Hi,
I have a related problem if you don’t mind…
I want to process a sequence (tokens) with LSTM by hand, meaning that I’m going through the sequence with a for-loop instead of giving the whole sequence to LSTM and let it process all-at-once (let’s say).
The reason for doing this is not important (but I can tell it if you are curious).
Also, I want to use character features for each token.
So, in my network I have a first LSTM (charLSTM let’s say) computing character-level representations for tokens.
Such representations are the hidden layer of the charLSTM once it has processed the whole token.
I save character-level representations in a Variable which looks like:
char_rep = autograd.Variable( torch.zeros(sequence_length, batch_size, character_features) )
I fill this variable in a for-loop which looks like:
for i in range(sequence_length):
char_features = init_char_features()
lstm_out, char_features = charLSTM(char_input, char_features) # char_input goes through the whole token
char_rep[i,:,:] = char_features
So, now I have charcter-features, and I can compute also token features as embeddings, and I can process the sequence using both kind of features.
These two features are given as input to a second LSTM. The hidden state of this second LSTM is then used to compute the final output of the network.
So, I save the hidden state of the LSTM in a similar way as I do for the character-level representations:
hidden_state = autograd.Variable( torch.zeros(sequence_length, batch_size, hidden_features) )
And I fill this variable in a similar way:
for i in range(sequence_length):
lstm_input = torch.cat( [ word_embeddings[i,:,:], char_rep[i,:,:] ] )
lstm_out, hidden_features = tokenLSTM(lstm_input, hidden_features) # process one sequence position, but for the whole batch
hidden_state[i,:,:] = hidden_features
After the forward step of the network, I call backward on the whole sequence, actually on the whole batch of sequences. I process batch_size sequences at the same time.
I have actually 2 questions:
- Should I also detach some hidden state at some point ?
- Filling variables as I do, e.g. cha_rep or hidden_state, does break the computation graph ?
I mean, I know there are issues with in-place Variable operations, that’s why I’m asking this question.

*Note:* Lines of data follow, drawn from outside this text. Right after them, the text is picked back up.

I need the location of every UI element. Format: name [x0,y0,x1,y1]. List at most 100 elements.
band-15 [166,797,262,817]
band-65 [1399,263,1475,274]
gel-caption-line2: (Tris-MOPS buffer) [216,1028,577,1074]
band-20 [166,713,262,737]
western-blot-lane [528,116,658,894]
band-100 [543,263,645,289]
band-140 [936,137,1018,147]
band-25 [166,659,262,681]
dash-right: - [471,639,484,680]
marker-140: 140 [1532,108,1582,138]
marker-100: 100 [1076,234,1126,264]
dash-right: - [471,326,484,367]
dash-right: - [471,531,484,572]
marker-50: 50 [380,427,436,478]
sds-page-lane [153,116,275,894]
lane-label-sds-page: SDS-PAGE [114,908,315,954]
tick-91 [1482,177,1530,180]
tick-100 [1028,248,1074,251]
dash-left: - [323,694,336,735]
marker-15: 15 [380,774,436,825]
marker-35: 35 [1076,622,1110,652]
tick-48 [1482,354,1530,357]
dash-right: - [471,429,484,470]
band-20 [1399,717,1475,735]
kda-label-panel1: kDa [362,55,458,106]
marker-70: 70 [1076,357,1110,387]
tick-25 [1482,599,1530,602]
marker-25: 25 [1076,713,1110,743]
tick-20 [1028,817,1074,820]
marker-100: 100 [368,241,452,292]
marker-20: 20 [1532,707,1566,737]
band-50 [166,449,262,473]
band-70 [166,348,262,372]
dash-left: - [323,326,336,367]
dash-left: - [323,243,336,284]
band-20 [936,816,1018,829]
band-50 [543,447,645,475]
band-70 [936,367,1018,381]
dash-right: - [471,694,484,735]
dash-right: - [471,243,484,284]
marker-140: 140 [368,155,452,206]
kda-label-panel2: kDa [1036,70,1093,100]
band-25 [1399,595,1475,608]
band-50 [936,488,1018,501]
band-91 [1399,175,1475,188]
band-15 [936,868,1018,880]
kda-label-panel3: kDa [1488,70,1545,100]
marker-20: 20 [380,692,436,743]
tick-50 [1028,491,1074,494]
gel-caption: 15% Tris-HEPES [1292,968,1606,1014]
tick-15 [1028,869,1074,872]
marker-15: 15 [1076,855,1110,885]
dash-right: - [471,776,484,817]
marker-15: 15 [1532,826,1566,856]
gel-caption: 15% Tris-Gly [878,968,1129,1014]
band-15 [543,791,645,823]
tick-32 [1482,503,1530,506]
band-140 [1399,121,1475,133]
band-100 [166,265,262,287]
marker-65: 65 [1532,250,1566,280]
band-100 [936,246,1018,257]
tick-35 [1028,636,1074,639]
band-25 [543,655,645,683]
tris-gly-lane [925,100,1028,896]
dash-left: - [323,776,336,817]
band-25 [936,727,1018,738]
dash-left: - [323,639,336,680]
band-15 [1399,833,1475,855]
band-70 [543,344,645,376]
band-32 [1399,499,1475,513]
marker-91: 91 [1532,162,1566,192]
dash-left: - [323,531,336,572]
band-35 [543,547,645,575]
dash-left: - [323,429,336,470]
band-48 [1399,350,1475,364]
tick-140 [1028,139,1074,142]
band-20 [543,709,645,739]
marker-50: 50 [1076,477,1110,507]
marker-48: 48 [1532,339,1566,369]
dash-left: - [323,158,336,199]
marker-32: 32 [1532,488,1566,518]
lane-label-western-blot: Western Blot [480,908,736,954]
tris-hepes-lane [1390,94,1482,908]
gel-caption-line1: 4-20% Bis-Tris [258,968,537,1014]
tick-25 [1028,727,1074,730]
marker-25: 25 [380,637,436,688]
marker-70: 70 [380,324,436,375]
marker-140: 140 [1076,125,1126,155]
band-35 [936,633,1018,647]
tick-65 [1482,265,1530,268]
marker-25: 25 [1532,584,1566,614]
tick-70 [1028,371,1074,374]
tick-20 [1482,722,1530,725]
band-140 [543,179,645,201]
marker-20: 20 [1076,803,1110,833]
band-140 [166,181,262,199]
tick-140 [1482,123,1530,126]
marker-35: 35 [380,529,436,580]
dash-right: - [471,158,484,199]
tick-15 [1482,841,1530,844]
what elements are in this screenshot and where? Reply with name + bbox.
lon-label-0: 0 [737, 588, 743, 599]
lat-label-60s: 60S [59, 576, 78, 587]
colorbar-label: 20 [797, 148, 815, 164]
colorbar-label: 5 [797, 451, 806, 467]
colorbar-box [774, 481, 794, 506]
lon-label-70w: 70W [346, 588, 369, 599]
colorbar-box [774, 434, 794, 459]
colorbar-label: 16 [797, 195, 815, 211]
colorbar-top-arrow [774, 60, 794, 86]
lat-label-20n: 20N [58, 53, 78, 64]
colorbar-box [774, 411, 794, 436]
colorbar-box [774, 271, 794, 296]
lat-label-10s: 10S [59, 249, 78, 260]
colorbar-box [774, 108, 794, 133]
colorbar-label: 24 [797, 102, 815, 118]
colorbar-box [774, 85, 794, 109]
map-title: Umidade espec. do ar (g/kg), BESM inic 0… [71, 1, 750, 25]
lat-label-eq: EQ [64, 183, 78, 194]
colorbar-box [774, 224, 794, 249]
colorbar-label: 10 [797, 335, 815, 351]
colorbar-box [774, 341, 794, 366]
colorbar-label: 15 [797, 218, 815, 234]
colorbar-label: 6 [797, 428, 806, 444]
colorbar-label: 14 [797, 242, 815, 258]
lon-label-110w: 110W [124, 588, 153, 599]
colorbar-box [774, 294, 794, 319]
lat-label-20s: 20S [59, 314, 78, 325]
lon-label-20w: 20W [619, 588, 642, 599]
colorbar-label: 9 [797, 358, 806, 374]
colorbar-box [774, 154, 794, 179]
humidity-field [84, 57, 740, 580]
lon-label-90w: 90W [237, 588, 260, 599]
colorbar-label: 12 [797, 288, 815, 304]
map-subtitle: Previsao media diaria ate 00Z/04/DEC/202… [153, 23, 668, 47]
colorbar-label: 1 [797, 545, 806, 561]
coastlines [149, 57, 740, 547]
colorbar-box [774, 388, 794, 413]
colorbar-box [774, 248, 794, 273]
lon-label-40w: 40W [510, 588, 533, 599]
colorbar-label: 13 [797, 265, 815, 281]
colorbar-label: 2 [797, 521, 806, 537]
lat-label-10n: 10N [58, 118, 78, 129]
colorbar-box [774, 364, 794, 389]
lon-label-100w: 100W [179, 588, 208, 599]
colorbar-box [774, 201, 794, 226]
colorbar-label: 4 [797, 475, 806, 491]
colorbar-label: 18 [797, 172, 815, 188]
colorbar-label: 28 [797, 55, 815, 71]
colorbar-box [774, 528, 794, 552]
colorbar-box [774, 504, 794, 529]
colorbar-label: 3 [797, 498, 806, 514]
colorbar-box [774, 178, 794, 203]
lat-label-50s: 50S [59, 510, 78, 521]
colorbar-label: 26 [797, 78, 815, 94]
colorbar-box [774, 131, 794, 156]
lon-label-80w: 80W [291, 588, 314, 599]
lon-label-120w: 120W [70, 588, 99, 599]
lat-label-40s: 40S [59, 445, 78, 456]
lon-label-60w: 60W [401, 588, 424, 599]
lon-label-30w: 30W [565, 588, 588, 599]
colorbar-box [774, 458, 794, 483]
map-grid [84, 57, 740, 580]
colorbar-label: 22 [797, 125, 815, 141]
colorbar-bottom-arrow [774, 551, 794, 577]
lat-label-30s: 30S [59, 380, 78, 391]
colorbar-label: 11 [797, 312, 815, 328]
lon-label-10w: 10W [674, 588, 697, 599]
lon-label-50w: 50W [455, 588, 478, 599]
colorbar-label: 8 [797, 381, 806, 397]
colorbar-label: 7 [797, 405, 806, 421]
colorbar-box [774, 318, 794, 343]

My guess for the 1st question is non. However I’m experiencing a huge memory utilisation, much more than what I expected, and also more than I (roughly) computed.
My guess for the 2nd question is no. However results are not convincing to me. I’m trying to replicate networks I already coded in the past with other frameworks. I would like to move to PyTorch because I think that would be much faster. But actually at the moment I’m not faster, and results are actually much worse than what I got with the other framework. However the latter may be due to my own mistakes in coding the network.
Any answer would be appreciated.
Thank you in advance.